204 hours have now elapsed since the last cigarette.

It's probably wrong to, but I can't help feeling slightly inwardly proud that I've coped pretty well with the cold turkey approach. Support from friends and folks in these parts certainly helps, as does my sheer bloody-mindedness and stubbornness. I'm not one to let myself fall without a struggle.

At my usual rate of 14 cigarettes a day, I've missed out on around 120 cigarettes since I quit. 120. I can't decide if that seems like a lot or not. If I look at it as saying I've said no to temptation 120 times since I quit, that's no' too bad, I reckon. In the meantime, I've saved myself the cost of six packs of fags, or about £27. OK, so I spent just over 60 quid on CDs at the weekend, but it's not just about the money, and hey, I spend too much on CDs in any case. I can't imagine trying to give that habit up... just don't go there, alright.
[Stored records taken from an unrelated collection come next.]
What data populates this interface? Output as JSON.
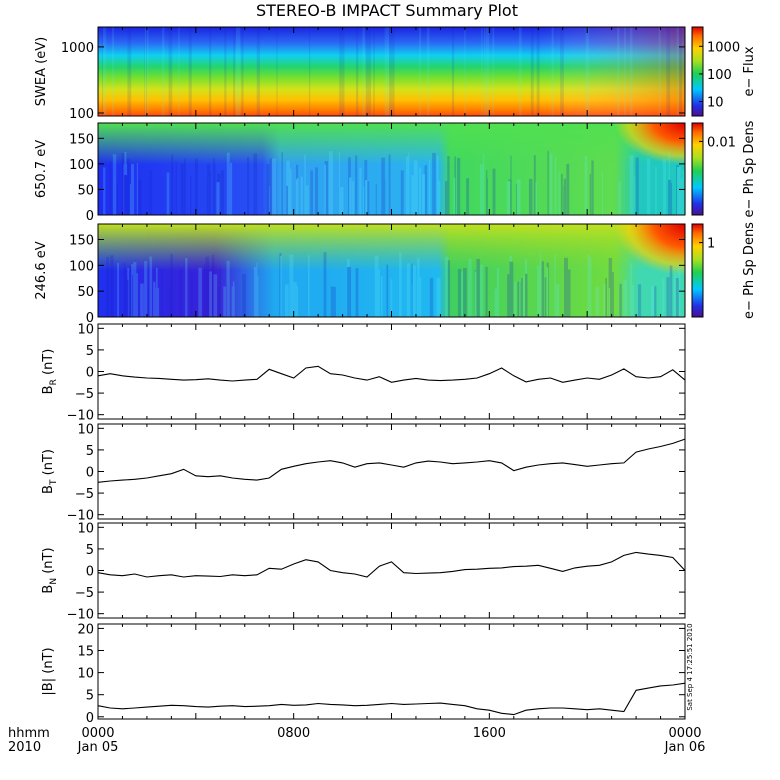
{
  "title": "STEREO-B IMPACT Summary Plot",
  "timestamp": "Sat Sep  4 17:25:51 2010",
  "x_axis": {
    "row1_label": "hhmm",
    "row2_label": "2010",
    "ticks": [
      {
        "hhmm": "0000",
        "date": "Jan 05",
        "pos": 0
      },
      {
        "hhmm": "0800",
        "date": "",
        "pos": 0.3333
      },
      {
        "hhmm": "1600",
        "date": "",
        "pos": 0.6667
      },
      {
        "hhmm": "0000",
        "date": "Jan 06",
        "pos": 1
      }
    ]
  },
  "chart_data": [
    {
      "type": "heatmap",
      "ylabel": "SWEA (eV)",
      "yscale": "log",
      "ylim": [
        90,
        2000
      ],
      "ytick_labels": [
        "1000",
        "100"
      ],
      "ytick_values": [
        1000,
        100
      ],
      "colorbar": {
        "label": "e− Flux",
        "scale": "log",
        "tick_labels": [
          "1000",
          "100",
          "10"
        ],
        "tick_values": [
          1000,
          100,
          10
        ],
        "range": [
          3,
          5000
        ]
      },
      "description": "Energy spectrum: high flux (red/orange) near 100 eV, green ~200-500 eV, blue above ~800 eV; intensity rises toward end of day."
    },
    {
      "type": "heatmap",
      "ylabel": "650.7 eV",
      "ylim": [
        0,
        180
      ],
      "ytick_labels": [
        "150",
        "100",
        "50",
        "0"
      ],
      "ytick_values": [
        150,
        100,
        50,
        0
      ],
      "colorbar": {
        "label": "e− Ph Sp Dens",
        "scale": "log",
        "tick_labels": [
          "0.01"
        ],
        "tick_values": [
          0.01
        ]
      },
      "description": "Pitch-angle distribution at 650.7 eV."
    },
    {
      "type": "heatmap",
      "ylabel": "246.6 eV",
      "ylim": [
        0,
        180
      ],
      "ytick_labels": [
        "150",
        "100",
        "50",
        "0"
      ],
      "ytick_values": [
        150,
        100,
        50,
        0
      ],
      "colorbar": {
        "label": "e− Ph Sp Dens",
        "scale": "log",
        "tick_labels": [
          "1"
        ],
        "tick_values": [
          1
        ]
      },
      "description": "Pitch-angle distribution at 246.6 eV."
    },
    {
      "type": "line",
      "ylabel_main": "B",
      "ylabel_sub": "R",
      "ylabel_unit": "(nT)",
      "ylim": [
        -11,
        11
      ],
      "ytick_labels": [
        "10",
        "5",
        "0",
        "−5",
        "−10"
      ],
      "ytick_values": [
        10,
        5,
        0,
        -5,
        -10
      ],
      "x": [
        0,
        0.5,
        1,
        1.5,
        2,
        2.5,
        3,
        3.5,
        4,
        4.5,
        5,
        5.5,
        6,
        6.5,
        7,
        7.5,
        8,
        8.5,
        9,
        9.5,
        10,
        10.5,
        11,
        11.5,
        12,
        12.5,
        13,
        13.5,
        14,
        14.5,
        15,
        15.5,
        16,
        16.5,
        17,
        17.5,
        18,
        18.5,
        19,
        19.5,
        20,
        20.5,
        21,
        21.5,
        22,
        22.5,
        23,
        23.5,
        24
      ],
      "y": [
        -1,
        -0.5,
        -1,
        -1.3,
        -1.5,
        -1.6,
        -1.8,
        -2,
        -1.9,
        -1.7,
        -2,
        -2.2,
        -2,
        -1.8,
        0.5,
        -0.5,
        -1.5,
        0.8,
        1.2,
        -0.5,
        -0.8,
        -1.5,
        -2,
        -1.2,
        -2.5,
        -2,
        -1.6,
        -2,
        -2.1,
        -2,
        -1.8,
        -1.5,
        -0.5,
        0.8,
        -1,
        -2.4,
        -1.8,
        -1.5,
        -2.5,
        -2,
        -1.5,
        -1.8,
        -0.8,
        0.6,
        -1.2,
        -1.5,
        -1.2,
        0.4,
        -2
      ]
    },
    {
      "type": "line",
      "ylabel_main": "B",
      "ylabel_sub": "T",
      "ylabel_unit": "(nT)",
      "ylim": [
        -11,
        11
      ],
      "ytick_labels": [
        "10",
        "5",
        "0",
        "−5",
        "−10"
      ],
      "ytick_values": [
        10,
        5,
        0,
        -5,
        -10
      ],
      "x": [
        0,
        0.5,
        1,
        1.5,
        2,
        2.5,
        3,
        3.5,
        4,
        4.5,
        5,
        5.5,
        6,
        6.5,
        7,
        7.5,
        8,
        8.5,
        9,
        9.5,
        10,
        10.5,
        11,
        11.5,
        12,
        12.5,
        13,
        13.5,
        14,
        14.5,
        15,
        15.5,
        16,
        16.5,
        17,
        17.5,
        18,
        18.5,
        19,
        19.5,
        20,
        20.5,
        21,
        21.5,
        22,
        22.5,
        23,
        23.5,
        24
      ],
      "y": [
        -2.5,
        -2.2,
        -2,
        -1.8,
        -1.5,
        -1,
        -0.5,
        0.5,
        -1,
        -1.2,
        -1,
        -1.5,
        -1.8,
        -2,
        -1.5,
        0.5,
        1.2,
        1.8,
        2.2,
        2.5,
        2,
        1,
        1.8,
        2,
        1.5,
        1,
        2,
        2.4,
        2.2,
        1.8,
        2,
        2.2,
        2.5,
        2,
        0.2,
        1,
        1.5,
        1.8,
        2,
        1.6,
        1.2,
        1.5,
        1.8,
        2,
        4.5,
        5.2,
        5.8,
        6.5,
        7.5
      ]
    },
    {
      "type": "line",
      "ylabel_main": "B",
      "ylabel_sub": "N",
      "ylabel_unit": "(nT)",
      "ylim": [
        -11,
        11
      ],
      "ytick_labels": [
        "10",
        "5",
        "0",
        "−5",
        "−10"
      ],
      "ytick_values": [
        10,
        5,
        0,
        -5,
        -10
      ],
      "x": [
        0,
        0.5,
        1,
        1.5,
        2,
        2.5,
        3,
        3.5,
        4,
        4.5,
        5,
        5.5,
        6,
        6.5,
        7,
        7.5,
        8,
        8.5,
        9,
        9.5,
        10,
        10.5,
        11,
        11.5,
        12,
        12.5,
        13,
        13.5,
        14,
        14.5,
        15,
        15.5,
        16,
        16.5,
        17,
        17.5,
        18,
        18.5,
        19,
        19.5,
        20,
        20.5,
        21,
        21.5,
        22,
        22.5,
        23,
        23.5,
        24
      ],
      "y": [
        -0.5,
        -1,
        -1.2,
        -0.8,
        -1.5,
        -1.2,
        -1,
        -1.5,
        -1.2,
        -1.3,
        -1.4,
        -1,
        -1.2,
        -1,
        0.5,
        0.3,
        1.5,
        2.5,
        2,
        0,
        -0.5,
        -0.8,
        -1.5,
        1,
        2,
        -0.5,
        -0.7,
        -0.6,
        -0.5,
        -0.2,
        0.2,
        0.3,
        0.5,
        0.6,
        0.9,
        1,
        1.2,
        0.5,
        -0.2,
        0.6,
        1,
        1.2,
        2,
        3.5,
        4.2,
        3.8,
        3.5,
        3,
        0
      ]
    },
    {
      "type": "line",
      "ylabel_main": "|B|",
      "ylabel_sub": "",
      "ylabel_unit": "(nT)",
      "ylim": [
        -0.5,
        21
      ],
      "ytick_labels": [
        "20",
        "15",
        "10",
        "5",
        "0"
      ],
      "ytick_values": [
        20,
        15,
        10,
        5,
        0
      ],
      "x": [
        0,
        0.5,
        1,
        1.5,
        2,
        2.5,
        3,
        3.5,
        4,
        4.5,
        5,
        5.5,
        6,
        6.5,
        7,
        7.5,
        8,
        8.5,
        9,
        9.5,
        10,
        10.5,
        11,
        11.5,
        12,
        12.5,
        13,
        13.5,
        14,
        14.5,
        15,
        15.5,
        16,
        16.5,
        17,
        17.5,
        18,
        18.5,
        19,
        19.5,
        20,
        20.5,
        21,
        21.5,
        22,
        22.5,
        23,
        23.5,
        24
      ],
      "y": [
        2.5,
        2,
        1.8,
        2,
        2.2,
        2.4,
        2.6,
        2.5,
        2.3,
        2.2,
        2.4,
        2.5,
        2.3,
        2.4,
        2.5,
        2.8,
        2.6,
        2.7,
        3,
        2.8,
        2.7,
        2.5,
        2.6,
        2.8,
        3,
        2.8,
        2.9,
        3,
        3.1,
        2.8,
        2.5,
        1.8,
        1.5,
        0.8,
        0.5,
        1.5,
        1.8,
        2,
        2,
        1.8,
        1.6,
        1.8,
        1.5,
        1.2,
        6,
        6.5,
        7,
        7.2,
        7.6
      ]
    }
  ]
}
According to BBCi, my blood pressure and pulse have returned to normal levels already, I am finding breathing easier, and my energy levels have increased. This all seems fairly accurate, although what BBCi fails to mention is the near-insomnia which I can only attribute to my body and brain expecting nicotine late at night and early in the morning. This morning, in fact, was the first since I quit, I think, that I have switched my alarm off after it started bleeping at me, rather than before.

"Whatever you do don't forget to reward yourself regularly for not smoking"

Oh, don't you worry, I wouldn't dream of forgetting. My first reward is the not at all ironic cigar I shall gently and occasionally puff tomorrow to help my friend and former house-mate celebrate the occasion of his wedding.

But how can you profess to give up smoking, and then reward yourself with a cigar, idiot?

Simple. It depends on what the purpose of denying myself all these cigarettes is. And by that, I mean, it depends on what I think I can gain, and why I am doing it. I don't care what you think about smoking, quitting, defeat, or any of that stuff. I'm quitting because even though it's something I enjoy for the most part, I know it's damaging me, it's damaging others, it's damaging my wallet, and certainly damaging the opinion others have of me (not that on the whole I care if you disapprove of smoking, after all you have annoying habits too, but in your defence they're just not as obvious and in my face as smoking). One day I hope to become a father, you know, and I'd rather have gone through the pain of giving up before that happens, rather than when it happens.

But the point of giving up is not to punish myself for my sinful smoking addiction. I'm not (very) masochistic, and if I fail, there will be no self-flagellation. It's just to feel better, spend less, maybe lessen the chances of smoking-related diseases. And you know what, I can do all that and still smoke a cigar every now and then, just like someone on a diet can treat themselves by having a little of something not dissimilar to what they fancy every now and then.

And if you don't understand the difference between smoking 14 cigarettes a day and smoking (probably only part of) one cigar every now and then, well, you're not now, and you never have been a smoker. But that's OK, I won't hold it against you.

But there will be other rewards, too. For instance, again according to BBCi, after stopping for 3 months:

"erections are harder and sperm count is higher"
Well, that's just a reward in itself, isn't it now.

Too much information.

And I've just remembered that I'm still in shame, after locking myself out of my house on Friday, and attempting to break in with firstly a couple of bits of scaffolding, and having failed to break the front door glass that way, with the time honoured credit card method. I now have cuts on my hands, and a broken Switch card ("You've been sitting on this, haven't you", said the teller at the bank. "Yes, but I'm not going to admit to how it really got broken". "You tried to pick a lock with it, didn't you." It wasn't even a question. "Maybe", I muttered. Am I that obvious?).

And now I'm off to my local branch to listen to some safes clicking.